Word and Image

Historical Evidence


I have to say that at this point, ‘What is there that I haven’t seen neurosurgically?’ And my answer is that when you go somewhere else, you’ll find out. Even if you have no idea, understand that this is a side view of the neck and you are looking at the spinal cord. It has dents in it and there’s a white streak in the middle. That’s a bad thing to see. It’s an automatic recommendation for surgery when I see it. Others might disagree, but I have seen, even recently, what happens if you fail to act. So this woman comes in… and after I look at the scan and go through my recommendation for surgery, I look closer and see that this image was from 2008 – five years ago! Well, I have now learned that if you are indeed lucky, you might go on for years and never get worse.

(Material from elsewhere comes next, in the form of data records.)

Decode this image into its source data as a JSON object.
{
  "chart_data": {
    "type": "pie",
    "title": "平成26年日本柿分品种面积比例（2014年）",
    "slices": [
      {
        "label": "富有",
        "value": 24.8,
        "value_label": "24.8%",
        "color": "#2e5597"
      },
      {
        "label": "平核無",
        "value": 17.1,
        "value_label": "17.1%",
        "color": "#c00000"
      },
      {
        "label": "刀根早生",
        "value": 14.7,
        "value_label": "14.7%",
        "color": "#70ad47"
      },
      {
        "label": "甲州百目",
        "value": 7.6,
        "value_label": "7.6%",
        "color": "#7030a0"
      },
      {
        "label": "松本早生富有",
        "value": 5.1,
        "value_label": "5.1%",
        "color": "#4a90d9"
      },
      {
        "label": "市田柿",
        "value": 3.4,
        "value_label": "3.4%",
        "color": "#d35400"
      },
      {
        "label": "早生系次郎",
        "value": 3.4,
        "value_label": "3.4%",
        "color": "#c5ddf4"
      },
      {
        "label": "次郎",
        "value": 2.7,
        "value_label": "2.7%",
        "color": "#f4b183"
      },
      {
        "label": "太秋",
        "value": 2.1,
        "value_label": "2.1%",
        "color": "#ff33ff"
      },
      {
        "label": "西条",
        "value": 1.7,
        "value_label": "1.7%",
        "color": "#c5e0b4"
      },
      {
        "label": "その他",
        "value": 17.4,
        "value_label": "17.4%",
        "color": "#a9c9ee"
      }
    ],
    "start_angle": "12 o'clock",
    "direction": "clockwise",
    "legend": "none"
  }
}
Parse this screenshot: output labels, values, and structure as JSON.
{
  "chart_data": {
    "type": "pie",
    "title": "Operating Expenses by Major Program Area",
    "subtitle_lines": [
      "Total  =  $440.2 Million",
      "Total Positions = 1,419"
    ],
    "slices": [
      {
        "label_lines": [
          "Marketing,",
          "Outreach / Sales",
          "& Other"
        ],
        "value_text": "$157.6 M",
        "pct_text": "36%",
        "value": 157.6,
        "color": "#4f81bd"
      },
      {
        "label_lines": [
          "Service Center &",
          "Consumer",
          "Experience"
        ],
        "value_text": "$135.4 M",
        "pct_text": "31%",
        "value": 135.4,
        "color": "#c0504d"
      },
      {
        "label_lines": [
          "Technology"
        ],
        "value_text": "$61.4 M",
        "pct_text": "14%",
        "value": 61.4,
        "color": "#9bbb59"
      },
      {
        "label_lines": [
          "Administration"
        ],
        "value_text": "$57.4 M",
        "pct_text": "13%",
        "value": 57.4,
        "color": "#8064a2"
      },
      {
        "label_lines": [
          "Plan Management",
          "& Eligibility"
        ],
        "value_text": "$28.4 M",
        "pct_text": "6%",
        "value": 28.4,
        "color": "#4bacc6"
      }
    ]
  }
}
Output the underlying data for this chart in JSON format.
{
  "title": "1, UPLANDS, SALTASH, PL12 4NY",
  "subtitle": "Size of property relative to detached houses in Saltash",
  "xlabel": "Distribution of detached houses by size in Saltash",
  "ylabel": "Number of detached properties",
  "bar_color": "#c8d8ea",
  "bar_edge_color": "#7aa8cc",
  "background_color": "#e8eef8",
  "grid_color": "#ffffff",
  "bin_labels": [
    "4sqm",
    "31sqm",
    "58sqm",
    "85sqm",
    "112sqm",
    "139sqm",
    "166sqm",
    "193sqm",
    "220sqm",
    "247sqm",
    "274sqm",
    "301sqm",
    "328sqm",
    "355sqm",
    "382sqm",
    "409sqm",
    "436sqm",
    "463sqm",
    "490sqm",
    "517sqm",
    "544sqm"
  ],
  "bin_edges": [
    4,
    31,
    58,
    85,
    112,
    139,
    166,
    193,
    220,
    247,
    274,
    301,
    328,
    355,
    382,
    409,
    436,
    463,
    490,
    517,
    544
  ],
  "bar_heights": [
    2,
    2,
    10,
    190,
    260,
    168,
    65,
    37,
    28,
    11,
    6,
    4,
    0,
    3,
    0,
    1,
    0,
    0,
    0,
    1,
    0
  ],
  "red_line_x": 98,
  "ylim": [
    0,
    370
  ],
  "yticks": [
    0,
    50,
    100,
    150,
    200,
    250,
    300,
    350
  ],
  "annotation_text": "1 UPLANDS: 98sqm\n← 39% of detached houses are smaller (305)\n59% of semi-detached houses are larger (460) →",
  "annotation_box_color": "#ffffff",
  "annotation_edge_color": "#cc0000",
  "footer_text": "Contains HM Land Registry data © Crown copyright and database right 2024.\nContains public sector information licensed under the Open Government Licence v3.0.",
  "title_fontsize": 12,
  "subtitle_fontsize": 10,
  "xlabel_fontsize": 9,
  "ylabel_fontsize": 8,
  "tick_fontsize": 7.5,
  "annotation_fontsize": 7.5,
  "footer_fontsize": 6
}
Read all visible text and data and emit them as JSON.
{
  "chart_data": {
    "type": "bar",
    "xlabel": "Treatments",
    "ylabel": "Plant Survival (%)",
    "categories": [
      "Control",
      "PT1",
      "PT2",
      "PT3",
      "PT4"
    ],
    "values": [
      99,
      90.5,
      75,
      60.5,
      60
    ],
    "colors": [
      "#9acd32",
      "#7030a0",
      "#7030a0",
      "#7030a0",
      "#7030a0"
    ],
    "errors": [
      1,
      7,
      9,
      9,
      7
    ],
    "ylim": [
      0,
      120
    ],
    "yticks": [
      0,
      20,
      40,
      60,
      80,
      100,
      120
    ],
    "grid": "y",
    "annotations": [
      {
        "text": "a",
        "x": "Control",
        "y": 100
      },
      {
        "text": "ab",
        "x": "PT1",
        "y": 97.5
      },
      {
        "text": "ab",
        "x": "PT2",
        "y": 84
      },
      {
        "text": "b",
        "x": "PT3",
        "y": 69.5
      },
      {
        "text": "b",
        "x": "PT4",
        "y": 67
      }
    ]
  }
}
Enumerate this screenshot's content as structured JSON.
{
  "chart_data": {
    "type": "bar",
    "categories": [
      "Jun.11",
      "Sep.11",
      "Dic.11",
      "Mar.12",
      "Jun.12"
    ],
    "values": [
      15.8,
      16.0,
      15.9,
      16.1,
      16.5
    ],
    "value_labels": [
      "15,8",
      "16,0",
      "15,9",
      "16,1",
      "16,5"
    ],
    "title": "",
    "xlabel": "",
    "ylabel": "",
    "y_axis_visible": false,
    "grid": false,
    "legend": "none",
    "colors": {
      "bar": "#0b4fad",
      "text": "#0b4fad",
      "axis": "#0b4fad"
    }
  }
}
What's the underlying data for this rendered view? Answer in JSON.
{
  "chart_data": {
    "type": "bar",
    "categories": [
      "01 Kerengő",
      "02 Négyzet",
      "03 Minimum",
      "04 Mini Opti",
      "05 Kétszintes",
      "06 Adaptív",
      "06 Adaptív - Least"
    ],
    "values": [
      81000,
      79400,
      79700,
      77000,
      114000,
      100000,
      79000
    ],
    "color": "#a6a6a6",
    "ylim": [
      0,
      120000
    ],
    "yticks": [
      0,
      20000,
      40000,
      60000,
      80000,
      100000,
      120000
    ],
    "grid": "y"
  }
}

Just when I was questioning my sanity and about to throw over what I believed, a 39 year man came to see me. he’s virtually paralyzed. He has contractures so bad that he can’t even straighten his arms or legs. He has had bed sores so bad that they required surgery to repair. And he has the same condition. His family wants to know how soon after the surgery he will begin to walk again. I can only say that I don’t do magic.

6 responses

  1. Fascinating. How do you repair it?

    March 29, 2013 at 9:58 am

  2. It’s a fairly straightforward operation. Of course you need to have done it at least once or twice before. The problem here is that folks think that surgery will paralyze them and they would rather take their chances through inaction hoping that bad things predicted will not come to pass. Too often the worst thing is to put things off and to rely upon hope.

    March 29, 2013 at 11:34 pm

  3. Good to hear it is straight forward. I am always tentative when a doctor talks surgery, like most people I guess.

    March 30, 2013 at 9:13 am

  4. It’s not realistic if you’re not worried. The other side of the situation is to fail to act when serious consequences may follow. A woman came today, virtually paralyzed in the legs for four months. She might have had a chance to walk months ago, if surgery had been performed. Now it’s a matter of salvaging a little movement. That is sad. And it’s a poor choice given the risks of surgery today.

    March 30, 2013 at 10:12 am

  5. How could you possibly answer a question like THAT?

    April 2, 2013 at 11:08 am

  6. Some things have no answer. I find that bad things often happen as predicted and there is no satisfaction in being right when the patient is worse for it.